Bu sırada söz alan İHD Eş Genel Başkanı Eren Keskin söz alarak “Bu katiller Türk Yargısından daha güçlüdür. Bu duruşmanın bize anlattığı budur. Sanık sizleri de tehdit etti.. Sizin için de üzülüyorum.” dedi.

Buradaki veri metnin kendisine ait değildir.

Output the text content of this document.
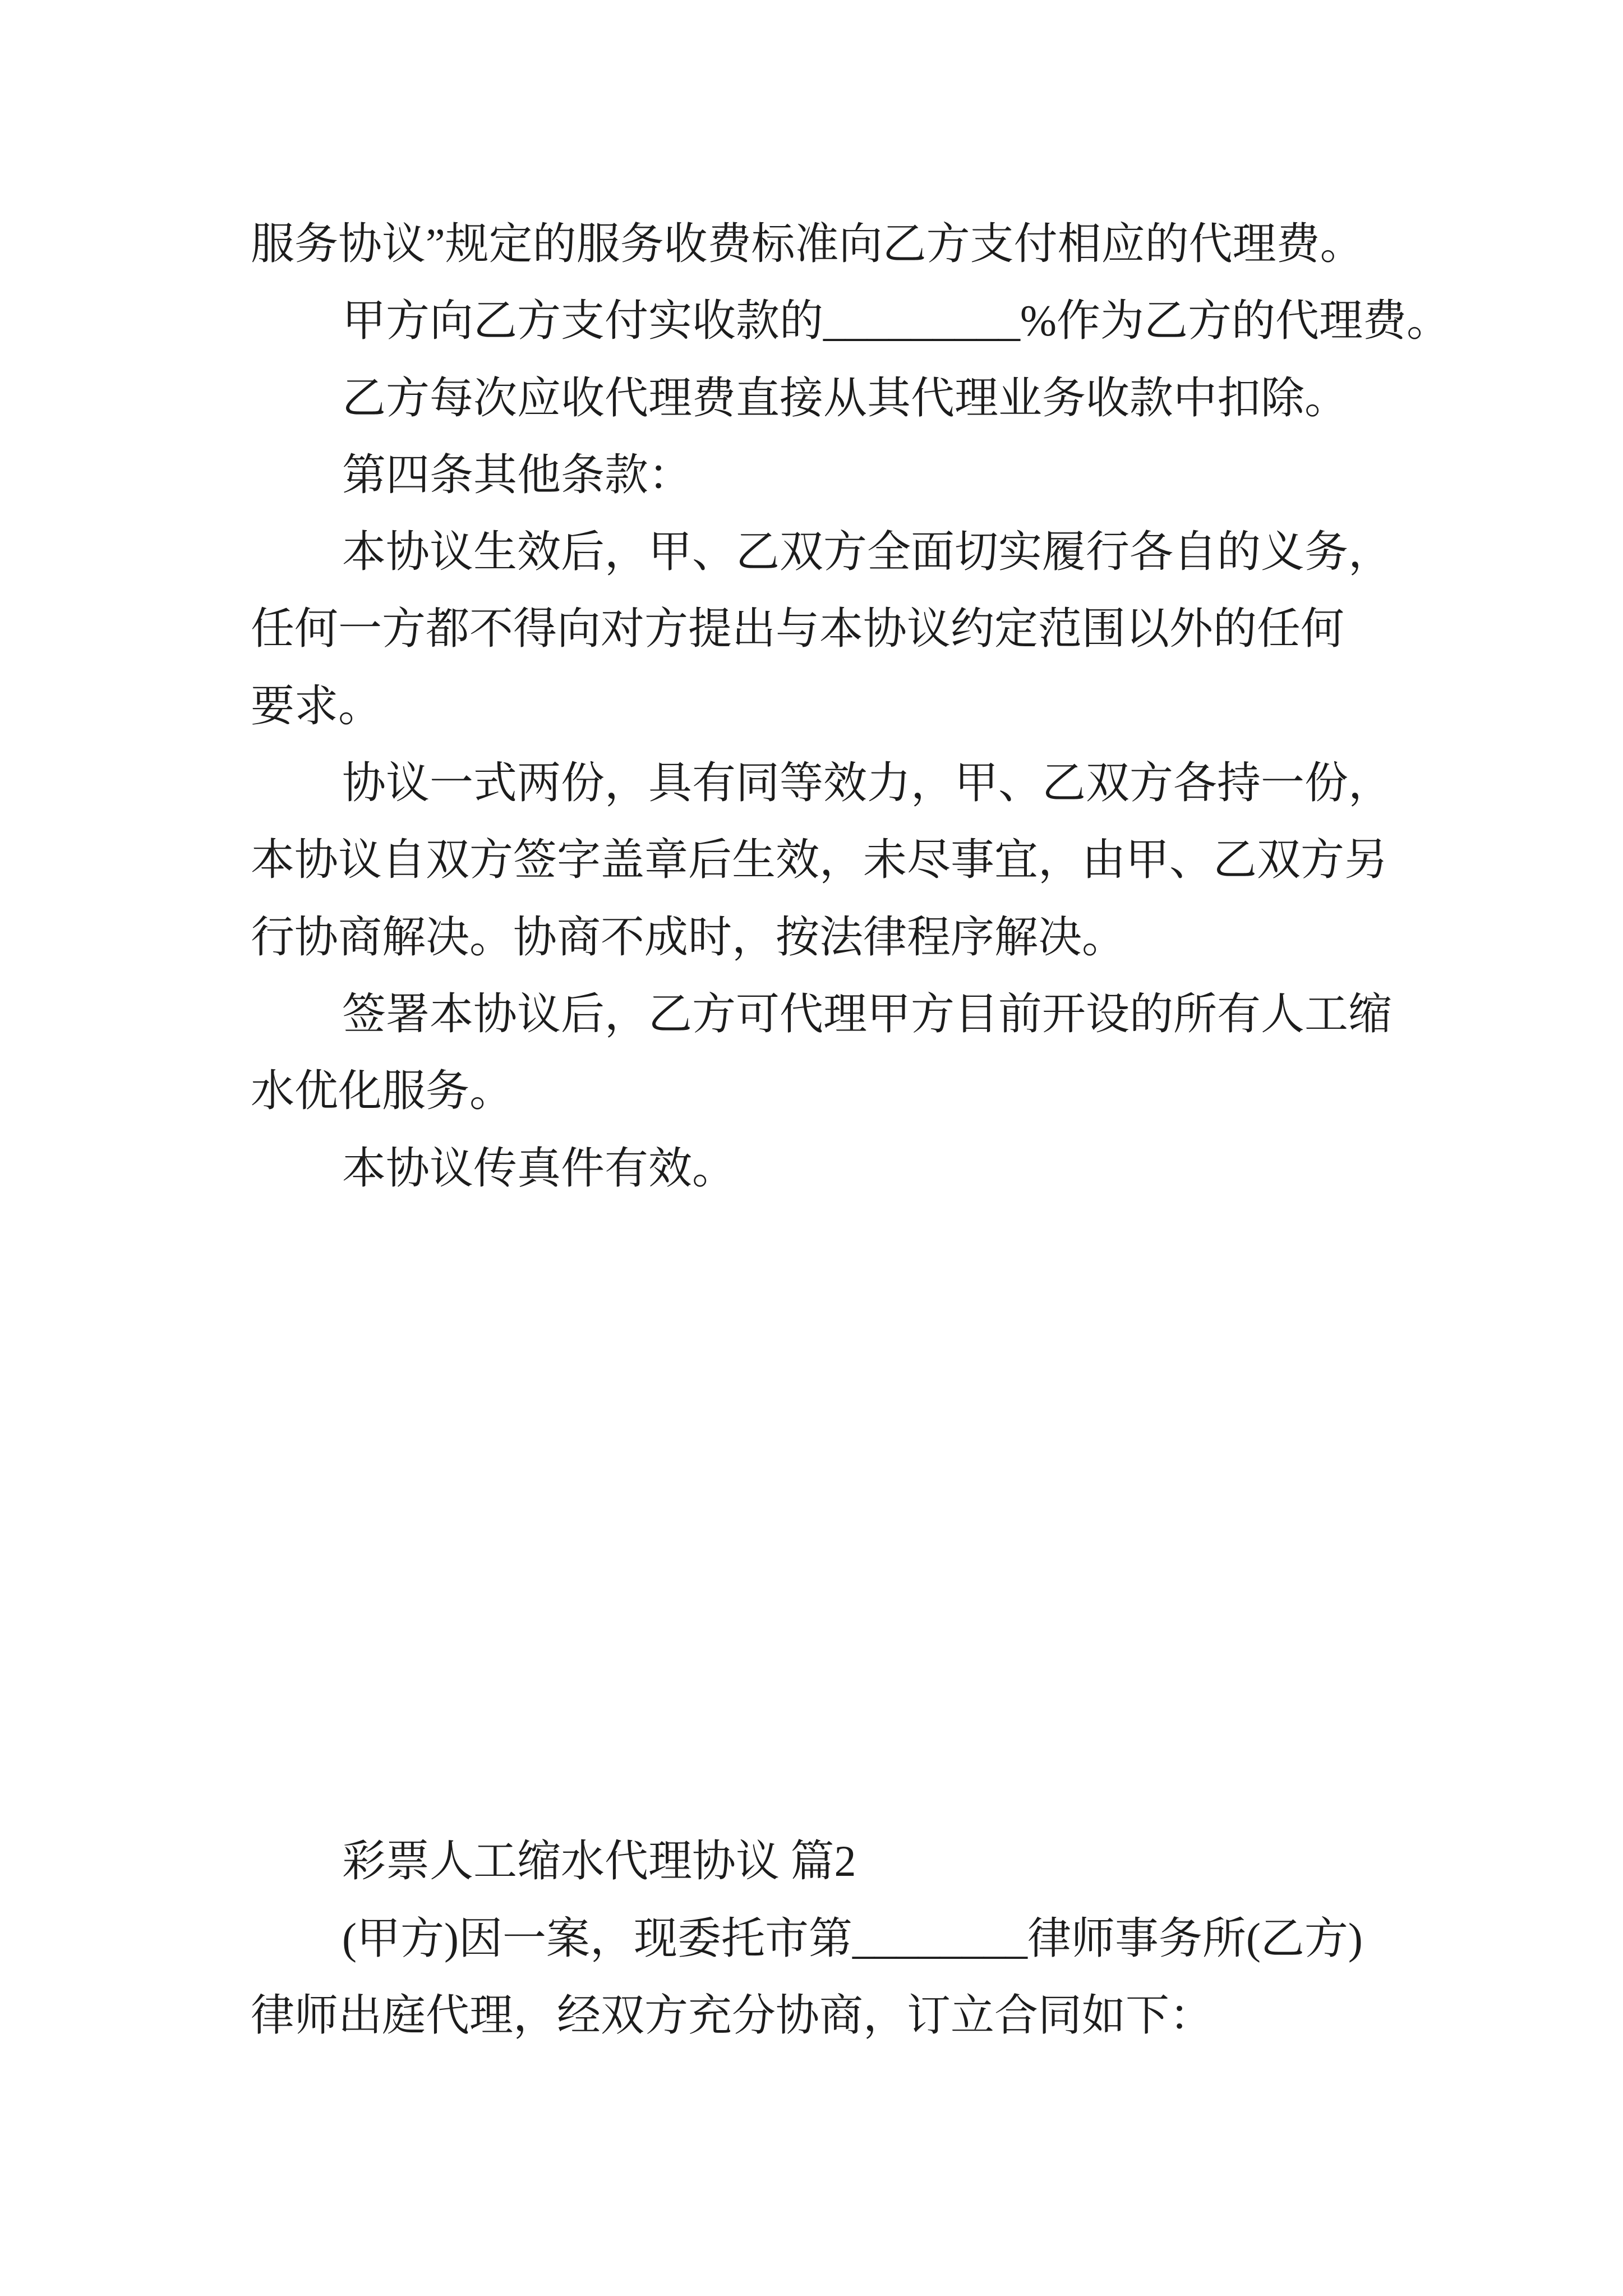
服务协议”规定的服务收费标准向乙方支付相应的代理费。
甲方向乙方支付实收款的_________%作为乙方的代理费。
乙方每次应收代理费直接从其代理业务收款中扣除。
第四条其他条款：
本协议生效后，甲、乙双方全面切实履行各自的义务，
任何一方都不得向对方提出与本协议约定范围以外的任何
要求。
协议一式两份，具有同等效力，甲、乙双方各持一份，
本协议自双方签字盖章后生效，未尽事宜，由甲、乙双方另
行协商解决。协商不成时，按法律程序解决。
签署本协议后，乙方可代理甲方目前开设的所有人工缩
水优化服务。
本协议传真件有效。

彩票人工缩水代理协议 篇2
(甲方)因一案，现委托市第________律师事务所(乙方)
律师出庭代理，经双方充分协商，订立合同如下：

Mahkeme heyeti katılan vekillerinin reddi hakim taleplerini değerlendirmek üzere karar verilmesi için dosyayı, mahkeme heyetinin bu konuda yazılı görüşü ile birlikte İzmir 7. Ağır Ceza Mahkemesi’ne gönderileceğini açıklayarak ara kararları okudu.

 ARA  KARARLAR

1-Mahkeme Heyetinin davadan çekinmesi istemlerinin hakimin reddi sebepleri bulunmadığından reddine,

2-Mahkeme Heyetinin-Başkan ve Hakimlerin reddi istemleriyle ilgili olarak karar verilmek üzere dava dosyasının Mahkeme Heyetinin yazılı görüşüyle birlikte değerlendirilmek üzere İzmir 7. Ağır Ceza Mahkemesine gönderilmesine,

3-Tanıklar Metin Dönener, Fisun Güreli, Özkan Gökkaya, Zuhal Mandacı, Sıla Yılmaz, Toygar Yavuzcan, Özge Yavuzcan, Gülay Yıldıran, Hacay Yılmaz, Derya Özgen, Görkem Ömer Arslan, Hande İriş, Yasin Filiz, Hüseyin Sarıcan, Nurgül Gencer ve Nuri Gencer’in yeniden zorla getirilmelerine,

-Bu celse yoklaması yapılan ve hazır olan tanıklara bir dahaki celse duruşmada hazır bulunmaları hususunda ihtarat yapılmasına, (ihtarat yapıldı)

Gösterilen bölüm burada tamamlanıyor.